Solved – Correlations of correlations using 3 data sets

correlationr

I'm interested in how 14 environmental parameters co-vary with other environmental parameters and whether they show the same patterns in 3 regions. So 1st, I made a pairwise correlation table of the 14 environmental variables for each region. Then, I made another pairwise correlation table of correlation values from 3 regions (i.e. region1 vs region2 & region1 vs region3 & region2 vs region3). I found a good correlation (a similar pattern) between region2 and region3 (or called "sector" in graphs).

Correlations

What I want to do from here is to put the all correlations values from the 3 regions together in one graph and also calculate correlation values (i.e. correlations of correlation values) because I want to know which environmental variables are correlated well in all 3 regions. I thought of using PCA, but it's not really what I imagined to be the best way to present a pattern. Maybe a 3D graph would be good for presentation. I'm a R user. If you could instruct me with R language on how to make that kind of graph and also how to calculate 3-way correlations, that would be much appreciated.

Thanks!

Best Answer

In very broad terms I'd question the value of this. It is easy to concoct examples in which correlations are similar but the relationships between variables are different -- and in which correlations are different but the relationships between variables are similar.

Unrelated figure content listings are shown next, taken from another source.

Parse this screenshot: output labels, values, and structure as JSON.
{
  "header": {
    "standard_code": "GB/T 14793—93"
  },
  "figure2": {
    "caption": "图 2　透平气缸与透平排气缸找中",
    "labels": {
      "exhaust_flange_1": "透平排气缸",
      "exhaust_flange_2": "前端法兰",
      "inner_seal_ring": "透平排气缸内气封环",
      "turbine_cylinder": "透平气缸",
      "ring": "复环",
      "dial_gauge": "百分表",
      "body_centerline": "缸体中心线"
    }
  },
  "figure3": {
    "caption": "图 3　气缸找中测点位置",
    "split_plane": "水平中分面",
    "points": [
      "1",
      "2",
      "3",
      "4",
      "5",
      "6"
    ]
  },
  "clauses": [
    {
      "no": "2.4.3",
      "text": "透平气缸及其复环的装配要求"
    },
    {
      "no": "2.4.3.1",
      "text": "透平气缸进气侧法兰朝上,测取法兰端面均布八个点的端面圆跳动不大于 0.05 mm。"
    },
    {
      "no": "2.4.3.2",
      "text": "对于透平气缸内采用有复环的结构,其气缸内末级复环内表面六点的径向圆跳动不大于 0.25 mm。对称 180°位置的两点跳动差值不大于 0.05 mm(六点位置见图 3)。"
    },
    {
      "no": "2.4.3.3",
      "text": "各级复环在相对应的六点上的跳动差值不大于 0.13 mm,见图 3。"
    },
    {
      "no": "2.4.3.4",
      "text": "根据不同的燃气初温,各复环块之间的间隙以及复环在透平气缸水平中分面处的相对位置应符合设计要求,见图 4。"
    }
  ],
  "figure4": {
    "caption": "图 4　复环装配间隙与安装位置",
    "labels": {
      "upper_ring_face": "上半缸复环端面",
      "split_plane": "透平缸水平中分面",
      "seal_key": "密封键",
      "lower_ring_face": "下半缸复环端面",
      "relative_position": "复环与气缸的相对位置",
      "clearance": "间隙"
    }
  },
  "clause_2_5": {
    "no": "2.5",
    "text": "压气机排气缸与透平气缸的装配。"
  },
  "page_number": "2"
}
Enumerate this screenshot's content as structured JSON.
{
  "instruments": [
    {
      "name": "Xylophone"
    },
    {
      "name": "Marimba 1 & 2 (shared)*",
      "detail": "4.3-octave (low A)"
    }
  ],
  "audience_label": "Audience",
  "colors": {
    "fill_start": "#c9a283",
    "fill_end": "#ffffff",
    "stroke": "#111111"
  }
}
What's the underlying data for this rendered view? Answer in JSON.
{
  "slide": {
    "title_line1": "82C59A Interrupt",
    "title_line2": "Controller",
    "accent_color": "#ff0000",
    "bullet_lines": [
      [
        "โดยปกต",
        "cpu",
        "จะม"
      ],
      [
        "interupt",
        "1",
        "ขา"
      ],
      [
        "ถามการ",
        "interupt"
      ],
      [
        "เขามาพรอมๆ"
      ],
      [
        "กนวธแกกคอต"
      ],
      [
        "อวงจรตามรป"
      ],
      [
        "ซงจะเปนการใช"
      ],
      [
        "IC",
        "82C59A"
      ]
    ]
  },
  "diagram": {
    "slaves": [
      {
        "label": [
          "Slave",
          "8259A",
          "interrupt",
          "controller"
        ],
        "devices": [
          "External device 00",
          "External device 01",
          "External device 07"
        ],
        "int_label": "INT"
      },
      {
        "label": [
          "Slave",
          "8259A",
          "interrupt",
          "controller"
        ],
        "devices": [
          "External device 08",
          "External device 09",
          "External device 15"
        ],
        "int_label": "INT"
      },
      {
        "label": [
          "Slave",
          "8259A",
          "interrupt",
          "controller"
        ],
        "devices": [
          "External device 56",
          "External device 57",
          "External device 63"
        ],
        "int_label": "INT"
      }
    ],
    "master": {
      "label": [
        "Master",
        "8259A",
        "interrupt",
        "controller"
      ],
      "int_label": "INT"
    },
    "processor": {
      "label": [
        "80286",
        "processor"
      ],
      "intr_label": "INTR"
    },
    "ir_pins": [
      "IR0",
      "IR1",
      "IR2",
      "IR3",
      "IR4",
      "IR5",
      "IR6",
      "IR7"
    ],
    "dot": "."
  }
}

I write not only as someone interested in statistics but also as someone whose main applications are with environmental data.

Also, what you are proposing to do doing puts enormous weight on correlations as a catch-all summary measure, which necessarily cannot do justice to nonlinearities, clustering, outliers, etc., which are commonplace with environmental data. An analysis of analyses is not out of the question, but the great risk is that each analysis step is a step away from the data you are trying to understand.

Yet another negative: It is difficult to make sense of your graphs without labelling which correlation is which using the names of the variables. You have presumably 91 correlations, but labelling them all will just be confusing; labelling none of them will just be uninformative.

Suggesting a positive alternative would depend on a deeper acquaintance with your scientific objectives, but if these were my data I would start with a single pooled multivariate analysis of three regions and then see whether regions cluster in some low-dimensional subspace. PCA does indeed spring to mind if your variables are mostly or all measured variables.

You name yourself as a R user, but your graphs look like to me like Excel defaults. I suggest that your graphs should show bounds of $[-1,1]$ on both axes; shift the $x$ axis with its numeric labels away from the middle of the graph; and use open or hollow symbols such as "o" rather than solid symbols.

P.S. In statistics, parameters and variables are not alternative terms. Your parameters are all variables.

Whether you are a student or a professional, you might benefit from finding a friendly local statistician, or someone in your field with more statistical experience, to talk to.

(LATER) If you are determined to do this, an extension of @Dualinity's approach to parallel coordinate plots might help.